Haytianisme : Quête d'Identité et de Renaissance




L’âme d’Hayti se meurt dans les murmures du vent, portée par les vents du désespoir. Le terme « citoyen » s'effrite comme une vieille ruine, et la fierté d’être Haytien s’éloigne lentement, noyée dans la brume de l'indifférence. Car qu’est-ce qu’être Haytien aujourd’hui ? Où est cette flamme qui, jadis, brûlait dans les cœurs des peuples de l’île, leur insufflant courage, unité et une volonté d’acier de bâtir un avenir commun ?

Dans l'ombre des ruines, le mot « Haytien » semble se diluer dans l’air, comme une brume vagabonde, invisible, et pourtant, si présente. L’esprit de notre terre, avec ses montagnes majestueuses et ses rivières indomptées, n’a jamais cessé de crier, de demander à être entendu. Mais nous, ses enfants, avons oublié de tendre l’oreille. Le sentiment d’appartenance s’éteint peu à peu. L’engagement social est devenu un mirage, et notre identité se noie dans les tempêtes de l’individualisme.

Oh, qu’il est triste de voir ce peuple qui, jadis, a porté la bannière de la liberté sur son dos, oublier la grandeur de son nom, se laisser engloutir par l’oubli. Nous avons perdu la clé de notre destin. Le mot citoyen s’éloigne de nous, comme un concept étranger, trop lointain, inaccessible. Nous ne savons plus ce que signifie le mot solidarité, ni même celui d’engagement. Nous avons oublié que tout grand projet, toute grande nation, ne se construit que par l’union des esprits, le travail collectif, la vision partagée.

Mais il n’est jamais trop tard. Il est grand temps de réapprendre à nous dire Haytiens, non par la simple naissance, mais par la réappropriation de notre essence. La Haytianisation, voilà le processus qui nous manque, l’étape nécessaire avant de rêver d’un véritable développement. Car un peuple, pour s’élever, doit d’abord se rassembler autour d’un idéal commun. La terre d’Hayti appelle à une renaissance, un renouveau. Le soleil de notre indépendance doit de nouveau briller, mais il faut d’abord raviver la flamme de l’unité et de l’amour de la patrie.

Que cet idéal commun soit l’Haytianisme, un idéalisme qui ne se nourrit pas des faux espoirs, mais de l’engagement véritable et de l’action. L’Haytianisme n’est pas un simple mot, il est une âme, une vision de ce que nous pouvons être : des hommes et des femmes fiers de leur histoire, de leurs racines, et de leur avenir en s’appuyant sur la vision Price-Marsienne. Il est une lumière qui nous guide vers un demain où la solidarité, la dignité et l’amour du pays nous uniront dans une même marche.

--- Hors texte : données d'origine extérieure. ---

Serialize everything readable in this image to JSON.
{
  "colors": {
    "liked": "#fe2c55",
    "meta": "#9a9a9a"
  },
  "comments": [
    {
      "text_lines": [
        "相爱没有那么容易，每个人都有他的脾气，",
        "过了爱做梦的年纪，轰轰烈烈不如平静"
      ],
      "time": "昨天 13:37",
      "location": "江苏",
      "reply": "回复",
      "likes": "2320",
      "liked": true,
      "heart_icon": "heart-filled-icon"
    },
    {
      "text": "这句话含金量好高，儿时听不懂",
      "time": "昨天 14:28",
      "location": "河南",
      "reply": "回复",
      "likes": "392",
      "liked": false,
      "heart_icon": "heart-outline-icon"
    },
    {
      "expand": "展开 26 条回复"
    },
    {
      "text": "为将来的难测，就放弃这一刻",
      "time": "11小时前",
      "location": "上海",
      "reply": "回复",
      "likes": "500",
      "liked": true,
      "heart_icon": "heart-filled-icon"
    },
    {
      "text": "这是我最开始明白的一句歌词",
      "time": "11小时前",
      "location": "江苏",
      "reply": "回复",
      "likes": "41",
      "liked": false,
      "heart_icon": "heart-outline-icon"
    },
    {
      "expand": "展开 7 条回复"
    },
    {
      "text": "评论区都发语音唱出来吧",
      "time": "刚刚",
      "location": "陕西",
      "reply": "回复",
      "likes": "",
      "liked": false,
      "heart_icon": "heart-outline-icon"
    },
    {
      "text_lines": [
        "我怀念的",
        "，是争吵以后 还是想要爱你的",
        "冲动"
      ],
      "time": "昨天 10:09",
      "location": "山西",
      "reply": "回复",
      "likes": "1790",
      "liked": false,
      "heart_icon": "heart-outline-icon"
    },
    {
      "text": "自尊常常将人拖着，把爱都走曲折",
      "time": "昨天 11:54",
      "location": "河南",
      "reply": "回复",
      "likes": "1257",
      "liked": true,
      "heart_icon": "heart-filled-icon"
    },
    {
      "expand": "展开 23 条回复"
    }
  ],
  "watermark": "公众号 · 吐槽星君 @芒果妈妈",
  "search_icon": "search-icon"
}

L’Haytianisme est l’essence même de notre renouveau, un pacte sacré de réconciliation avec nous-mêmes et avec notre terre. C’est l’appel à devenir des bâtisseurs d’une Hayti nouvelle, où chaque citoyen, du plus humble au plus puissant, porte en lui la fierté de participer à la construction d’un tout.

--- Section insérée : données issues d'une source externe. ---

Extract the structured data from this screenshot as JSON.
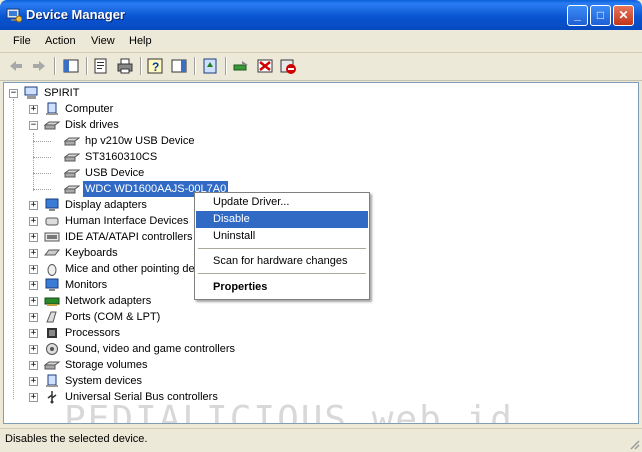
{
  "window": {
    "title": "Device Manager"
  },
  "menu": [
    "File",
    "Action",
    "View",
    "Help"
  ],
  "toolbar": [
    "back-icon",
    "forward-icon",
    "show-hide-tree-icon",
    "properties-icon",
    "print-icon",
    "help-icon",
    "action-pane-icon",
    "update-driver-icon",
    "scan-hardware-icon",
    "uninstall-icon",
    "disable-icon"
  ],
  "tree": {
    "root": "SPIRIT",
    "categories": [
      {
        "label": "Computer",
        "expanded": false
      },
      {
        "label": "Disk drives",
        "expanded": true,
        "children": [
          "hp v210w USB Device",
          "ST3160310CS",
          "USB Device",
          "WDC WD1600AAJS-00L7A0"
        ]
      },
      {
        "label": "Display adapters",
        "expanded": false
      },
      {
        "label": "Human Interface Devices",
        "expanded": false
      },
      {
        "label": "IDE ATA/ATAPI controllers",
        "expanded": false
      },
      {
        "label": "Keyboards",
        "expanded": false
      },
      {
        "label": "Mice and other pointing devices",
        "expanded": false
      },
      {
        "label": "Monitors",
        "expanded": false
      },
      {
        "label": "Network adapters",
        "expanded": false
      },
      {
        "label": "Ports (COM & LPT)",
        "expanded": false
      },
      {
        "label": "Processors",
        "expanded": false
      },
      {
        "label": "Sound, video and game controllers",
        "expanded": false
      },
      {
        "label": "Storage volumes",
        "expanded": false
      },
      {
        "label": "System devices",
        "expanded": false
      },
      {
        "label": "Universal Serial Bus controllers",
        "expanded": false
      }
    ],
    "selected": "WDC WD1600AAJS-00L7A0"
  },
  "context_menu": {
    "items": [
      {
        "label": "Update Driver...",
        "highlighted": false,
        "bold": false
      },
      {
        "label": "Disable",
        "highlighted": true,
        "bold": false
      },
      {
        "label": "Uninstall",
        "highlighted": false,
        "bold": false
      },
      {
        "label": "Scan for hardware changes",
        "highlighted": false,
        "bold": false
      },
      {
        "label": "Properties",
        "highlighted": false,
        "bold": true
      }
    ]
  },
  "watermark": "PEDIALICIOUS.web.id",
  "status": "Disables the selected device.",
  "colors": {
    "title_bar": "#0a55d1",
    "selection": "#316ac5"
  }
}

Pour que le terme Haytien prenne son sens véritable, il nous faut plus qu’une simple appartenance géographique, il nous faut l’adhésion à un projet de société fondé sur la justice, l’égalité et la fraternité. Nous devons nous engager, tous ensemble, dans ce processus de réinvention, où le peuple se reconstruit d’abord dans le cœur et dans l’esprit, pour ensuite réécrire l’histoire sur les pierres de la prospérité.

Là, dans cette quête, nous retrouverons notre dignité, et à travers l’Haytianisme, l’avenir d’Hayti. L’unité n’est pas une utopie, mais un impératif, une nécessité. C’est par cette unification spirituelle et sociale que, lentement mais sûrement, les chaînes du passé se briseront et que la lumière d’un nouveau jour éclairera nos horizons.


Le chemin est difficile, certes. Mais c’est un chemin qui vaut d’être parcouru, pour que demain, nous puissions enfin dire avec fierté : Je suis Haytien et l’histoire de mon peuple est ma raison de vivre, ma raison de lutter.